This one-pot lasagna soup is packed with rich tomato broth, ground beef, tender pasta, and melty cheese — all the best parts of lasagna in a comforting, spoonable version.
1 tbsp olive oil
1 lb ground beef or Italian sausage
1 small yellow onion, diced
3 cloves garlic, minced
2 tbsp tomato paste
1 tsp Italian seasoning
1/4 tsp red pepper flakes (optional)
Salt and pepper, to taste
1 (28 oz) can crushed tomatoes
4 cups beef broth
8–10 lasagna noodles, broken into pieces
1/2 cup shredded mozzarella (optional)
1/4 cup grated parmesan
Ricotta cheese, for topping
Fresh parsley or basil (optional)
Heat oil in large pot. Sauté onion and garlic.

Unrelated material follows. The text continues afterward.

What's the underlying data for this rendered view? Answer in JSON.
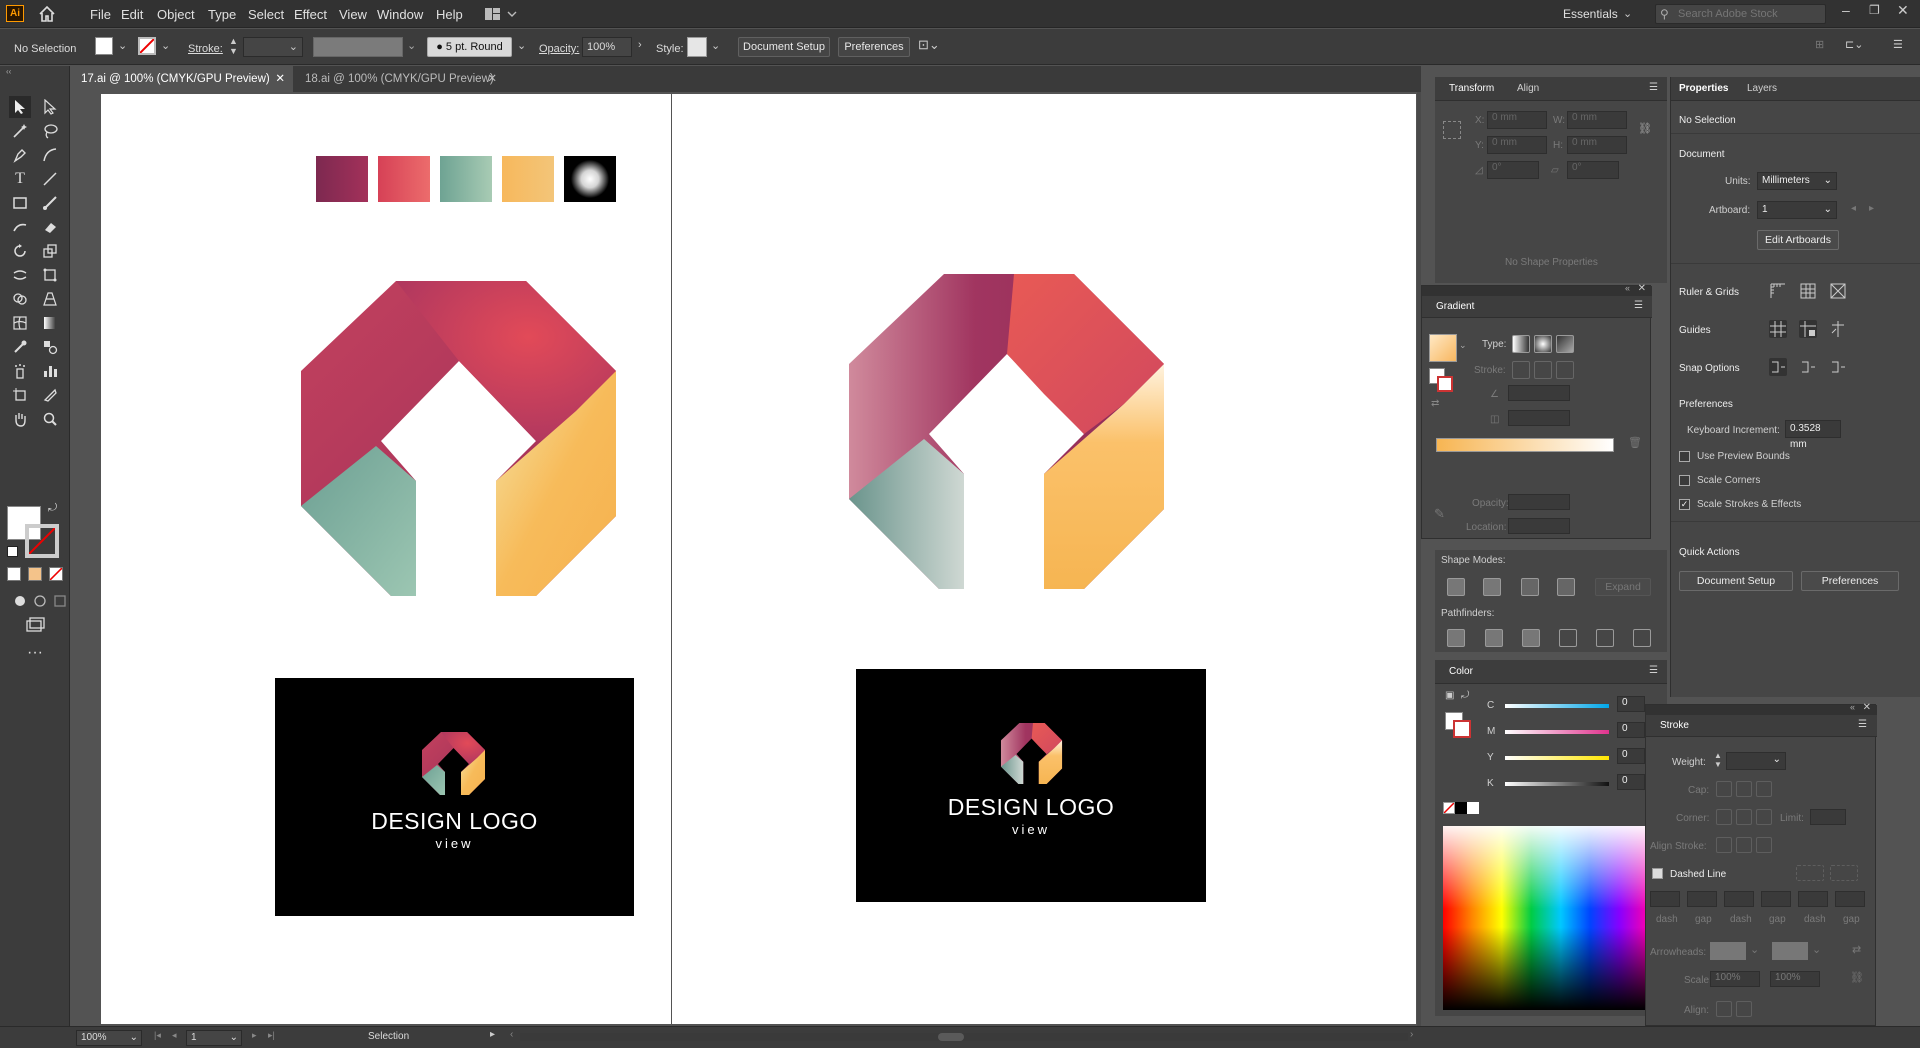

Add meat and cook until browned. Drain excess fat.
Stir in tomato paste, seasoning, and spices. Cook 1 minute.
Add crushed tomatoes and broth. Bring to a boil.
Stir in broken noodles. Simmer 10–12 minutes until pasta is tender.
Stir in cheese or keep for topping.
Serve hot with ricotta, mozzarella, parmesan, and herbs.
Store leftovers in the fridge for up to 4 days. Freeze without pasta for best results. Add fresh veggies for extra nutrition.